Thursday, October 24, 2013

Well-funded pension attacks miss causes and effects

Bill Knight column for Mon., Tues. or Wed., Oct. 21, 22 or 23

Pension foes have shifted public attention to accounting so retiree benefits might be shifted to protect or expand corporate subsidies, like the $24 million that Archer Daniels Midland demands from the state of Illinois, according to a new report. It says the anti-pension campaign blames state or local budget problems exclusively on public pensions – pensions that were underfunded by legislatures for years so the money could be spent elsewhere, such as on corporate subsidies or politically popular tax cuts.

“This plot convinces states and cities to plead poverty to justify pension cuts, all while those states and cities spend massive amounts of taxpayer monies on stadiums, wasteful tax expenditures and other corporate subsidies,” said David Sirota, author of the new report “The Plot Against Pensions,” from the Institute for America’s Future.

“Those subsidies, in fact, are typically far larger than the public pension shortfalls,” Sirota writes, “yet they are preserved and retiree benefits are cut.

“Ultimately, this immoral bait-and-switch effectively finances corporate handouts with pensioners’ hard-earned money – and in the process, changes to pensions often end up enriching the banking industry,” he continues. “This is not pension 'reform'.”

Gov. Pat Quinn recently said he opposes any new business subsidies until the state’s public pensions are reformed, but Illinois already ranks at the top of states subsidizing corporations, according to Good Jobs First, a non-partisan group that documented at least 38 Walmart locations in the state receiving subsidies worth more than $152 million, for example.

It’s technically true that Illinois has a $100 billion “unfunded” pension liability, but that’s if all eligible recipients tried cashing out today.

“The most fundamental principle in ensuring a plan achieves a 100 percent funding ratio is ensuring that the plan sponsors pay the entire amount of the annual required contribution (ARC),” reports the National Institute on Retirement Security. “Anything short of a full ARC payment will have a negative impact on the plan’s funding ratio.”

Illinois, New Jersey and Rhode Island haven’t paid their obligations for decades, according to the National Public Pension Coalition.

In Springfield, a bipartisan committee of state lawmakers is supposedly close to proposing changes they say would save the state $138 billion, and Quinn said that makes him hopeful. But since the changes could include raising the retirement age and cutting Cost of Living guarantees, that hope isn’t shared by people affected.

“If true, these reports indicate that lawmakers do not yet appreciate how deep a cut in pension benefits a half-Consumer Price Index Cost of Living Adjustment [COLA] change represents,” says Dr. Howard Wial from the University of Illinois at Chicago. The “COLA adjustment would slash inflation-adjusted benefits by one-third for long-term (27-year) retirees.

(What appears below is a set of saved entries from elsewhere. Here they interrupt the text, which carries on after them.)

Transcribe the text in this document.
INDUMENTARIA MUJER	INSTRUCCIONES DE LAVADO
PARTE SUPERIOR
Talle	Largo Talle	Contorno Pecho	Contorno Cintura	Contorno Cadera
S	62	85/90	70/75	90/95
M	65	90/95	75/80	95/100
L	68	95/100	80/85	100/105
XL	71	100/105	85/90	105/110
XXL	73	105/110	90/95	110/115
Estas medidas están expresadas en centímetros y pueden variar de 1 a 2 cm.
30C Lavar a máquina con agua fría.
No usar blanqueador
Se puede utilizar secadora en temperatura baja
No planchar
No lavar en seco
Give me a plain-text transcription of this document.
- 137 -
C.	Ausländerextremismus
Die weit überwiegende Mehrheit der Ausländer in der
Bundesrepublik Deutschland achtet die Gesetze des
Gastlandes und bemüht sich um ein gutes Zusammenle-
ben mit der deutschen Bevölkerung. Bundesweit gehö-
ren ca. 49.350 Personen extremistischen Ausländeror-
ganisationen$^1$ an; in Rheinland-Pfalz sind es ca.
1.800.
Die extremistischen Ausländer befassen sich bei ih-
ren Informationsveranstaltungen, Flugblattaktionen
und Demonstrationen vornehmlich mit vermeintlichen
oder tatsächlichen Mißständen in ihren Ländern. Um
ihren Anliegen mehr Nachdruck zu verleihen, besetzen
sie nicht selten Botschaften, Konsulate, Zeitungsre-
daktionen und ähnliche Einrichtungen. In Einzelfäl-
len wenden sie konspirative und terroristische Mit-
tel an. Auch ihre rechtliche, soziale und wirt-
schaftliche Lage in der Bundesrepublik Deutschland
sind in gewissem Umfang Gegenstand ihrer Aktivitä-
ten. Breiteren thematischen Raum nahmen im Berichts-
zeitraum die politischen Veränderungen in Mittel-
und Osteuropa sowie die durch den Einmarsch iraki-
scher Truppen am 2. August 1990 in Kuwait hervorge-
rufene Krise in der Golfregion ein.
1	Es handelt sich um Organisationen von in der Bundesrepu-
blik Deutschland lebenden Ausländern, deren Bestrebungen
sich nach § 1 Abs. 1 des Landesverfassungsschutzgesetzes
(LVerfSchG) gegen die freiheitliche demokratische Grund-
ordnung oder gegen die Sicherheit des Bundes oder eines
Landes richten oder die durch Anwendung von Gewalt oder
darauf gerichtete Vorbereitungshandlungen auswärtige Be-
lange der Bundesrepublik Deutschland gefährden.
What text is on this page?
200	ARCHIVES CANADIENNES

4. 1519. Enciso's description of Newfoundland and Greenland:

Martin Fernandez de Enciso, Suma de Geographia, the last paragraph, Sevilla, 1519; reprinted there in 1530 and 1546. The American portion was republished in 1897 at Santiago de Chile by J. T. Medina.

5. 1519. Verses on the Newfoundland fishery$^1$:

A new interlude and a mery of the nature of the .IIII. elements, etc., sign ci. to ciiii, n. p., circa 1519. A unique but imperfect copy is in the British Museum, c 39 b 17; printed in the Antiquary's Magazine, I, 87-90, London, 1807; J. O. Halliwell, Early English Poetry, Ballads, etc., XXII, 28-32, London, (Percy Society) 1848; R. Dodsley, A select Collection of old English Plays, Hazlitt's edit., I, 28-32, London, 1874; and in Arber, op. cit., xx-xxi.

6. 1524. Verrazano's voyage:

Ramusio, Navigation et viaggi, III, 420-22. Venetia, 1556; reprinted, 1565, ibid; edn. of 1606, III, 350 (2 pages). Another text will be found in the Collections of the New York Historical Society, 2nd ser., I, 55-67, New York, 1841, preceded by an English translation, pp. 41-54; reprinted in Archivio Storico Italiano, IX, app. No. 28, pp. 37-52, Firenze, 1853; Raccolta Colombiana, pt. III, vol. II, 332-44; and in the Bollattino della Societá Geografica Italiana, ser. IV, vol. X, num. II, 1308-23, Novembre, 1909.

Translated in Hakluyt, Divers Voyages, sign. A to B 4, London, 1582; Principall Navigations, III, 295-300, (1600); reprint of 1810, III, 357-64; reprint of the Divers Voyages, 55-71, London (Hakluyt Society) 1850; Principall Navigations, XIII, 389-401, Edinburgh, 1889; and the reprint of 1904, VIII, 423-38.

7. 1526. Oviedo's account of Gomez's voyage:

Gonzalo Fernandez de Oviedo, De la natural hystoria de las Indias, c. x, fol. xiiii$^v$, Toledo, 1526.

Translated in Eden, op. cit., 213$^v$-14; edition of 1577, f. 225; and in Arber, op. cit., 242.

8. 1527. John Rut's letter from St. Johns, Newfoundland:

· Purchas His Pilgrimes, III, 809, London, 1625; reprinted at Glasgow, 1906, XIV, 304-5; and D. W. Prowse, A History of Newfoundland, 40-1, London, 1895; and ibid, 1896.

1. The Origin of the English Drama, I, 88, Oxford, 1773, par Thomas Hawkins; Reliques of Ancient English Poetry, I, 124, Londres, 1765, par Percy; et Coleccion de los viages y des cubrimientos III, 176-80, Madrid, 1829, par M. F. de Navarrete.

“Only two of the 19 other state pension plans (in 10 other states) in which employees do not participate in Social Security [like Illinois] have less inflation protection,” Wial continues. “This change is an enormous cut in benefits – and for that reason potentially unconstitutional.”

Illinois’ constitution states that public pensions “shall be an enforceable contractual relationship, the benefit of which shall not be diminished or impaired.”

An overwhelming 80 percent of projected savings in the plan would be borne by retirees, Wial says, not the political or business interests that created the shortfall or benefited from it.

Courts have generally said that states cannot promise pension benefits to their employees as an inducement to get them to work for the state and then renege on those promises. Richard Kaplan, a law professor at the University of Illinois, says states trying to prove that reneging on their pension obligations is necessary to achieve some important public purpose would be difficult because that implies that the state cannot cut other expenses or raise new revenues to keep its promises.

In 2011, Illinois Senate President John Cullerton (D-Chicago) said corporate subsidies and tax exemptions would be part of the pension-overhaul debate, but that hasn’t happened. And that’s not surprising considering the money and power behind the pension attack, Sirota says.

“If you can focus the state budget debate on pension shortfalls, you can distract people from all the money going out the door for corporate subsidies,” he says. “It’s a brilliant political strategy.”

Further, framing the debate that way avoids the comparison that simple arithmetic would show. Sirota writes that annual pension shortfalls nationwide have been estimated at $48 billion, but New York Times data shows that states are spending about $80 billion a year in corporate subsidies.